Le Sens de la Vie est le dernier film des Monty Pythons, sorti en 1983. Étonnamment, jusqu’à une réédition DVD récente, il ne jouissait pas du même culte en France que La Vie de Brian et Sacré Graal, malgré son succès à Cannes (le Grand Prix, en gardant à l’esprit que les comédies sont rarement primées au festival).
En 1983, les Pythons, sans vraiment s’être séparés, sont plus ou moins partis chacun dans leur coin, mais lorsque Universal propose à John Cleese (le grand brun qui a une démarche bizarre) de tabler une dernière fois sur le succès de la troupe pour se faire quelques deniers, ce dernier s’empresse de rassembler tout le monde pour se mettre définitivement à l’abri financièrement. C’est donc sur ces considérations mercantiles que le film est né. Cela ne veut pas dire que les Pythons ne se sont pas donnés à fond pour fournir le meilleur d’eux-mêmes, mais, peut-être à cause d’une séparation trop longue, ils éprouvent de grandes difficultés à écrire un scénario convenable. L’un d’entre eux, on ne sait lequel, propose alors d’adopter, en relation avec leur thème déjà approuvé du ‘sens de la vie’, un format qu’ils maîtrisent depuis leur série télévisée Monty Python’s Flying Circus, à savoir le film à sketchs (ce qui rappelle leur premier produit cinématographique, La première folie des Monty Python, une simple reprise de leurs plus fameux sketchs destinée au marché Américain).

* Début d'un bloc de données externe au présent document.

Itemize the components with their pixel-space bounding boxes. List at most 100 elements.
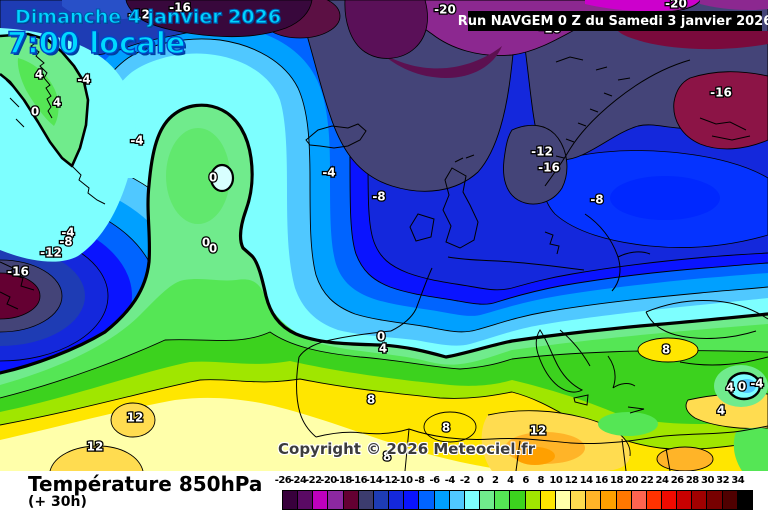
baffin-dark-purple	[125, 0, 313, 38]
contour-label: 12	[530, 424, 547, 438]
contour-label: -12	[128, 8, 150, 22]
contour-label: -20	[434, 3, 456, 17]
contour-label: 8	[442, 421, 450, 435]
contour-label: -4	[77, 73, 90, 87]
legend-value: 26	[670, 475, 684, 486]
coastlines	[0, 56, 768, 471]
contour-labels: -16-12-20-20-164-440-40-4-8-16-12-16-8-4…	[6, 0, 765, 465]
legend-box	[494, 490, 511, 510]
legend-box	[357, 490, 374, 510]
great-britain-coast	[442, 167, 479, 249]
contour-label: 4	[726, 381, 734, 395]
legend-value: -22	[305, 475, 322, 486]
contour-label: -4	[322, 166, 335, 180]
legend-value: 16	[594, 475, 608, 486]
legend-value: 32	[716, 475, 730, 486]
color-scale-labels: -26 -24 -22 -20 -18 -16 -14 -12 -10 -8 -6 -4 -2 0 2 4 6 8…	[275, 475, 762, 488]
legend-value: 2	[492, 475, 499, 486]
denmark-coast	[544, 231, 560, 255]
legend-box	[479, 490, 496, 510]
copyright-text: Copyright © 2026 Meteociel.fr	[278, 440, 536, 458]
labrador-coast	[0, 261, 35, 310]
forecast-hour: (+ 30h)	[28, 494, 87, 510]
map-local-time: 7:00 locale	[6, 25, 186, 60]
contour-label: -16	[169, 1, 191, 15]
norway-coast	[544, 59, 691, 187]
contour-label: -12	[40, 246, 62, 260]
baltic-coast	[584, 213, 651, 292]
legend-box	[297, 490, 314, 510]
contour-label: -8	[590, 193, 603, 207]
contour-label: -16	[710, 86, 732, 100]
legend-value: 10	[549, 475, 563, 486]
legend-value: 4	[507, 475, 514, 486]
legend-value: -26	[274, 475, 292, 486]
legend-box	[342, 490, 359, 510]
channel-coast	[447, 256, 585, 271]
temperature-map: -16-12-20-20-164-440-40-4-8-16-12-16-8-4…	[0, 0, 768, 471]
africa-coast	[315, 425, 768, 445]
legend-box	[661, 490, 678, 510]
legend-box	[372, 490, 390, 510]
run-info-bar: Run NAVGEM 0 Z du Samedi 3 janvier 2026	[458, 11, 768, 31]
legend-value: 30	[701, 475, 714, 486]
legend-value: 8	[537, 475, 544, 486]
legend-box	[585, 490, 602, 510]
contour-label: 0	[31, 105, 39, 119]
contour-label: 4	[717, 404, 725, 418]
legend-box	[570, 490, 587, 510]
greenland-coastline	[29, 35, 53, 119]
contour-label: 8	[383, 450, 391, 464]
legend-value: -16	[350, 475, 368, 486]
legend-value: -20	[320, 475, 337, 486]
legend-box	[691, 490, 708, 510]
warm-blob-12	[110, 402, 156, 438]
legend-box	[721, 490, 738, 510]
blob-zero-hole	[209, 163, 235, 193]
contour-label: -12	[531, 145, 553, 159]
zero-degree-front	[0, 103, 768, 375]
legend-box	[312, 490, 329, 510]
legend-box	[539, 490, 556, 510]
ireland-coast	[409, 213, 435, 242]
legend-value: -2	[459, 475, 471, 486]
contour-label: -4	[750, 377, 763, 391]
legend-value: -12	[380, 475, 398, 486]
legend-value: 28	[685, 475, 699, 486]
legend-value: 18	[610, 475, 623, 486]
legend-box	[615, 490, 632, 510]
legend-box	[645, 490, 662, 510]
legend-box	[600, 490, 617, 510]
contour-label: 4	[35, 68, 43, 82]
legend-value: -10	[395, 475, 413, 486]
color-scale	[282, 490, 762, 510]
contour-label: 4	[53, 96, 61, 110]
legend-box	[418, 490, 435, 510]
legend-box	[448, 490, 465, 510]
legend-value: -4	[444, 475, 456, 486]
iceland-coast	[305, 123, 367, 149]
legend-box	[388, 490, 405, 510]
portugal-coast	[296, 356, 317, 438]
contour-label: -4	[130, 134, 143, 148]
legend-box	[736, 490, 753, 510]
legend-value: 20	[625, 475, 639, 486]
legend-box	[630, 490, 647, 510]
legend-value: 0	[476, 475, 484, 486]
legend-value: -6	[429, 475, 441, 486]
contour-label: -16	[7, 265, 29, 279]
legend-value: -14	[365, 475, 383, 486]
legend-value: 6	[522, 475, 529, 486]
contour-label: 12	[127, 411, 144, 425]
legend-box	[554, 490, 572, 510]
legend-box	[706, 490, 723, 510]
greenland-zero-contour	[0, 32, 90, 168]
contour-label: 0	[202, 236, 210, 250]
italy-coast	[535, 329, 584, 393]
contour-label: 0	[209, 171, 217, 185]
legend-value: 12	[564, 475, 578, 486]
contour-label: -8	[59, 235, 72, 249]
legend-value: 14	[579, 475, 593, 486]
contour-label: 0	[209, 242, 217, 256]
irminger-blob-core	[166, 128, 230, 224]
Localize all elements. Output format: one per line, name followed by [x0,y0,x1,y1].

Résumer ce film, ce serait comme résumer un poème, à chaque nouvelle ligne et à chaque nouveau sketch, une nouvelle idée. C’est d’ailleurs avec un poème résumant les notions développées dans le film que les Pythons sont allés voir les pontes d’Universal avec un projet d’abord intitulé ‘Monty Python’s Fish film’. Car la base du scénario est la suivante : 6 poissons (interprétés par les comédiens grâce à un effet spécial des plus kitsch) nagent tranquillement dans l’aquarium d’un restaurant, lorsque, voyant l’un de leur congénère finir dans l’assiette d’un client, ils se mettent à réfléchir au sens de la vie. Dès lors, de manière complètement fragmentaire et sans autre lien que les 7 âges de l’homme revisités par les Pythons (relisez Shakespeare pour en savoir plus), nous allons naviguer de scénette en scénette, de la naissance à la mort d’un homme, du fin fond de l’Angleterre jusqu’au Paradis, en faisant escale notamment par la première guerre mondiale et la guerre Anglo-Zoulou de 1879, le tout dans le plus pur esprit Pythonesque.
De gauche à droite : Terry Jones, Terry Gilliam, Michael Palin, John Cleese, Eric Idle (en tigre), et Graham Chapman sur le tournage de la 3ème partie.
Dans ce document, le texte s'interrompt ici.